Last week I wrote a blog about the heavy hand of the Catholic Church upon women in the Philippines. Two days later came news of the horrifying and unnecessary death of a young, professional Indian woman living in Galway. Savita Halappanavar died after an incomplete miscarriage, denied a life-saving abortion because in predominantly Catholic Ireland the hospital was too cowardly to save her life.
Even though Ireland’s constitution bans abortion, a 1992 Supreme Court ruling was issued permitting abortion when the woman’s life is at risk.
Savita’s pregnancy was wanted. She wasn’t seeking an abortion, she was seeking medical intervention to complete a miscarriage. The hospital, afraid of Catholic criticism, held back, waiting for the fetus to die on its own. Thus, in the name of saving an already doomed fetal life, a woman’s life was lost as well. Savita, a married dentist, was pronounced dead Oct. 28, after a week of suffering. Dying of blood septicemia (blood poisoning) is one of the most gruesome and painful of deaths.
“Savita was really in agony. She was very upset, but she accepted she was losing the baby,” her husband, Praveen Halappanavar, an engineer, told Irish Times. He said Savita begged for a termination, after being told a miscarriage was ongoing. The termination was denied on the grounds that a fetal heartbeat could be detected. Savita finally miscarried on Oct. 24, but died four days later. The Belfast Telegraph reported “the most poignant detail of the death of Savita Halappanavar is that, as she was wheeled into the operating theatre, she talked of her hope of having more children in the future.”
Ireland is in revolt against the Catholic Church, with numbers of Catholics dropping perhaps more dramatically in that nation that in any other. To their credit, many Irish have walked out on the Catholic Church following wave upon wave of scandals involving preying pedophile priests, and the hierarchy that covered for their crimes. Many Irish Catholics, after decades of subjection to punitive Catholic institutions, seem to have had enough. Now it’s time to get rid of the Catholic Church-inspired abortion ban.

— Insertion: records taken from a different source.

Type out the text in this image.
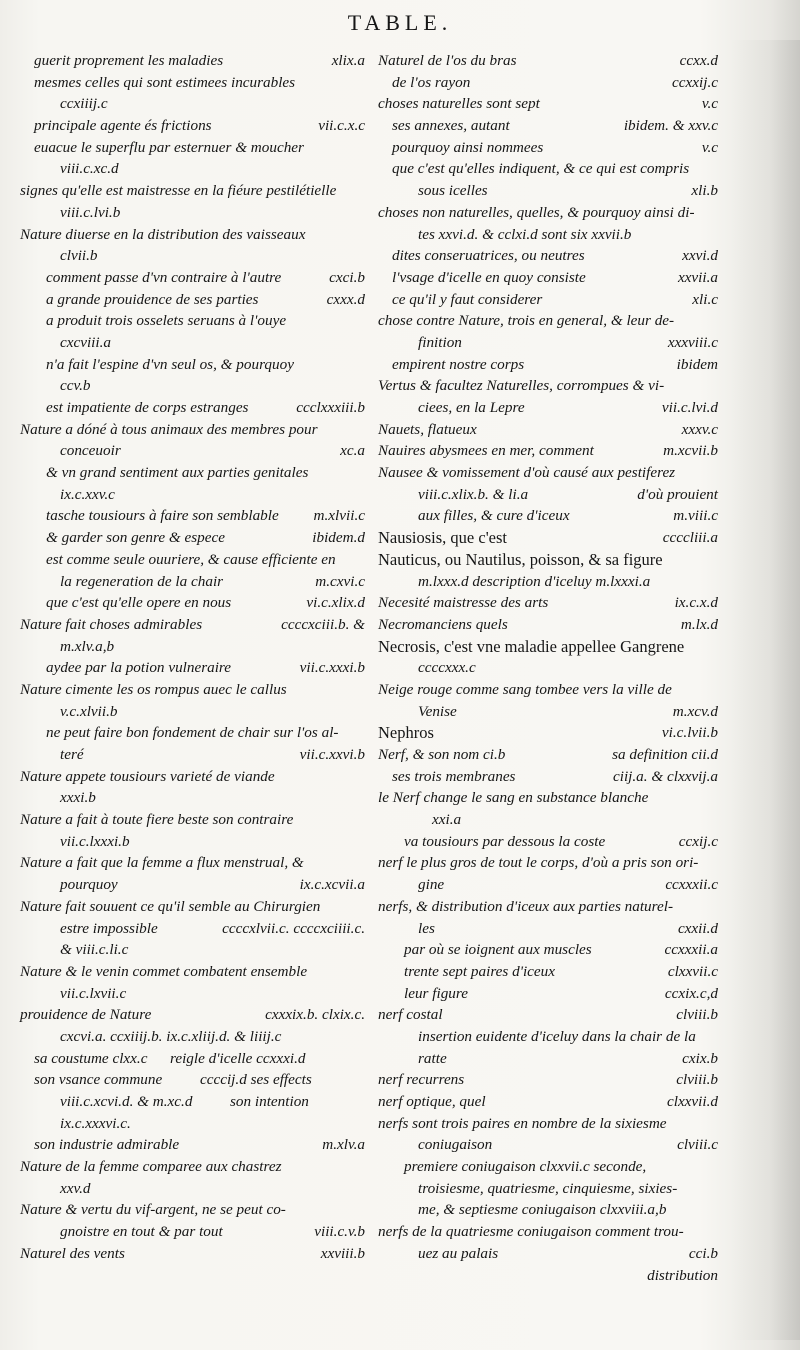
TABLE.
guerit proprement les maladies	xlix.a
mesmes celles qui sont estimees incurables
ccxiiij.c
principale agente és frictions	vii.c.x.c
euacue le superflu par esternuer & moucher
viii.c.xc.d
signes qu'elle est maistresse en la fiéure pestilétielle
viii.c.lvi.b
Nature diuerse en la distribution des vaisseaux
clvii.b
comment passe d'vn contraire à l'autre	cxci.b
a grande prouidence de ses parties	cxxx.d
a produit trois osselets seruans à l'ouye
cxcviii.a
n'a fait l'espine d'vn seul os, & pourquoy
ccv.b
est impatiente de corps estranges	ccclxxxiii.b
Nature a dóné à tous animaux des membres pour
conceuoir	xc.a
& vn grand sentiment aux parties genitales
ix.c.xxv.c
tasche tousiours à faire son semblable m.xlvii.c
& garder son genre & espece	ibidem.d
est comme seule ouuriere, & cause efficiente en
la regeneration de la chair	m.cxvi.c
que c'est qu'elle opere en nous	vi.c.xlix.d
Nature fait choses admirables	ccccxciii.b. &
m.xlv.a,b
aydee par la potion vulneraire	vii.c.xxxi.b
Nature cimente les os rompus auec le callus
v.c.xlvii.b
ne peut faire bon fondement de chair sur l'os al-
teré	vii.c.xxvi.b
Nature appete tousiours varieté de viande
xxxi.b
Nature a fait à toute fiere beste son contraire
vii.c.lxxxi.b
Nature a fait que la femme a flux menstrual, &
pourquoy	ix.c.xcvii.a
Nature fait souuent ce qu'il semble au Chirurgien
estre impossible	ccccxlvii.c. ccccxciiii.c.
& viii.c.li.c
Nature & le venin commet combatent ensemble
vii.c.lxvii.c
prouidence de Nature	cxxxix.b. clxix.c.
cxcvi.a. ccxiiij.b. ix.c.xliij.d. & liiij.c
sa coustume clxx.c reigle d'icelle ccxxxi.d
son vsance commune ccccij.d ses effects
viii.c.xcvi.d. & m.xc.d son intention
ix.c.xxxvi.c.
son industrie admirable	m.xlv.a
Nature de la femme comparee aux chastrez
xxv.d
Nature & vertu du vif-argent, ne se peut co-
gnoistre en tout & par tout	viii.c.v.b
Naturel des vents	xxviii.b
Naturel de l'os du bras	ccxx.d
de l'os rayon	ccxxij.c
choses naturelles sont sept	v.c
ses annexes, autant	ibidem. & xxv.c
pourquoy ainsi nommees	v.c
que c'est qu'elles indiquent, & ce qui est compris
sous icelles	xli.b
choses non naturelles, quelles, & pourquoy ainsi di-
tes xxvi.d. & cclxi.d sont six xxvii.b
dites conseruatrices, ou neutres	xxvi.d
l'vsage d'icelle en quoy consiste	xxvii.a
ce qu'il y faut considerer	xli.c
chose contre Nature, trois en general, & leur de-
finition	xxxviii.c
empirent nostre corps	ibidem
Vertus & facultez Naturelles, corrompues & vi-
ciees, en la Lepre	vii.c.lvi.d
Nauets, flatueux	xxxv.c
Nauires abysmees en mer, comment	m.xcvii.b
Nausee & vomissement d'où causé aux pestiferez
viii.c.xlix.b. & li.a	d'où prouient
aux filles, & cure d'iceux	m.viii.c
Nausiosis, que c'est	ccccliii.a
Nauticus, ou Nautilus, poisson, & sa figure
m.lxxx.d description d'iceluy m.lxxxi.a
Necesité maistresse des arts	ix.c.x.d
Necromanciens quels	m.lx.d
Necrosis, c'est vne maladie appellee Gangrene
ccccxxx.c
Neige rouge comme sang tombee vers la ville de
Venise	m.xcv.d
Nephros	vi.c.lvii.b
Nerf, & son nom ci.b	sa definition cii.d
ses trois membranes	ciij.a. & clxxvij.a
le Nerf change le sang en substance blanche
xxi.a
va tousiours par dessous la coste	ccxij.c
nerf le plus gros de tout le corps, d'où a pris son ori-
gine	ccxxxii.c
nerfs, & distribution d'iceux aux parties naturel-
les	cxxii.d
par où se ioignent aux muscles	ccxxxii.a
trente sept paires d'iceux	clxxvii.c
leur figure	ccxix.c,d
nerf costal	clviii.b
insertion euidente d'iceluy dans la chair de la
ratte	cxix.b
nerf recurrens	clviii.b
nerf optique, quel	clxxvii.d
nerfs sont trois paires en nombre de la sixiesme
coniugaison	clviii.c
premiere coniugaison clxxvii.c seconde,
troisiesme, quatriesme, cinquiesme, sixies-
me, & septiesme coniugaison clxxviii.a,b
nerfs de la quatriesme coniugaison comment trou-
uez au palais	cci.b
distribution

In the republic of Ireland, women seeking abortions must still fly or ferry over to London or other English parts. That works if you have time and money, but think of the teenagers, women without means, and women such as Savita, who are trapped in a Catholic country which does not recognize reproductive liberty.
Even in Northern Ireland, according to The Belfast Times, Savita would not have met criteria dating to the 1861 Offenses against the Person Act. Northern Ireland offers only early abortions (the first Marie Stopes clinic opened to massive religious protests in late October), but threatens doctors with life imprisonment for signing off on later abortions.
Tens of thousands marched through Dublin Nov. 17 in memory of Savita, chanting “Never again” as they walked to the office of Prime Minister Enda Kenny. It’s time for Ireland to safeguard women’s health, lives and rights.
Ironically, this is the kind of death one expects to happen in the ‘Third World.’ Had Savita been in her home country of India, she would have received first-world medical care, and not turned into a sacrifice on the altar of Catholic doctrine.
What we’ve said in full-page ads this year in The New York Times, the Washington Post, USA Today and The Los Angeles Times, bears repeating, to any nominal Catholic — U.S. or Irish:
It’s time to quit the Catholic Church. Join those of us who put humanity above dogma.